Okay, it sounded funnier in our head. Hey, just be glad we're not throwing another "In Soviet Russia…" joke at you.
But seriously, folks. There are more crosses, double crosses, and triples crosses than a marathon session of naughts & crosses (that's Queen's English for tic-tac-toe). And for all our talk about how sneaky and deceptive SPECTRE is, Bond also pretends to be an ally with someone he'd drop at a moment's notice. At least that's the impression you'd get in From Russia with Love considering how Bond demands Tania's loyalty…a loyalty we're not quite sure he ever extends back to her.
Unlike SPECTRE's Number One, however, Bond doesn't betray all his allies. Bond stays loyal to Kerim Bey until the end, whereas Number One doesn't hesitate to kill his loyal agents with a swift kick from a poisoned boot. The spy game is one that's difficult to win. But in SPECTRE, the game plays you.
Questions About Betrayal
What does SPECTRE consider a betrayal, and how does it punish those who betray them?

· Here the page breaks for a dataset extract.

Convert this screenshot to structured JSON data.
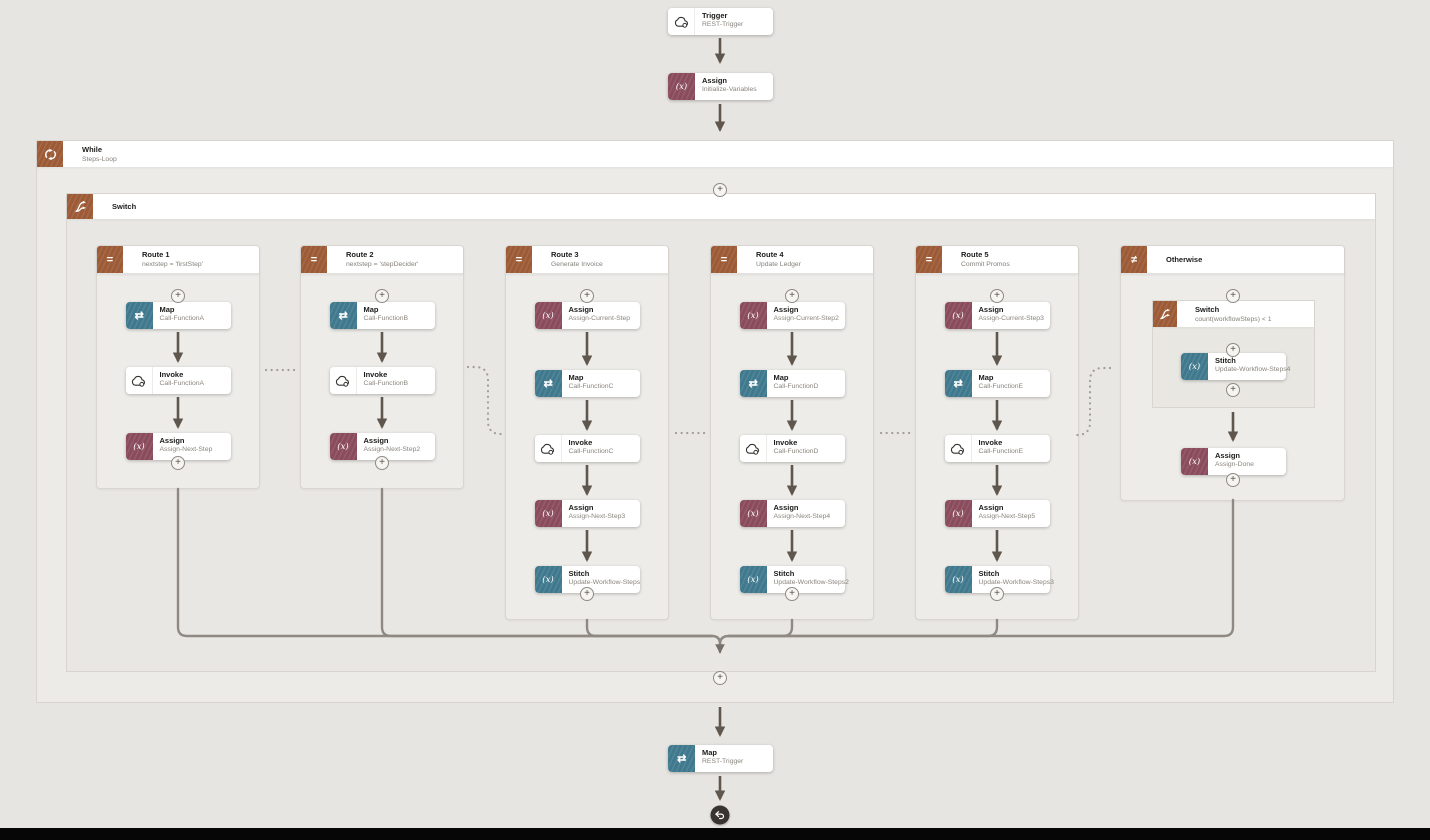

The Russians and the British have an amiable rivalry in Istanbul at the beginning of the movie. What's the turning point? Does either side realize they're being manipulated?
Would you consider Tania a traitor? She thinks she's doing her duty for Mother Russia, but she decides to stay with Bond in the end. Does she realize that it's SPECTRE who betrayed her and not her country?
Chew on This
Betrayal is part of the spy game, so you'd think there would be no hard feelings. Yet everyone takes betrayal quite personally. Bond especially. He's using Tania to get to the Lektor machine, but when he suspects that she is using him, he becomes furious at her. He's a double-o hypocrite.
Betrayal often occurs underground, below decks on the SPECTRE ship or beneath Istanbul, for example. It's almost as if the setting of these acts is symbolic.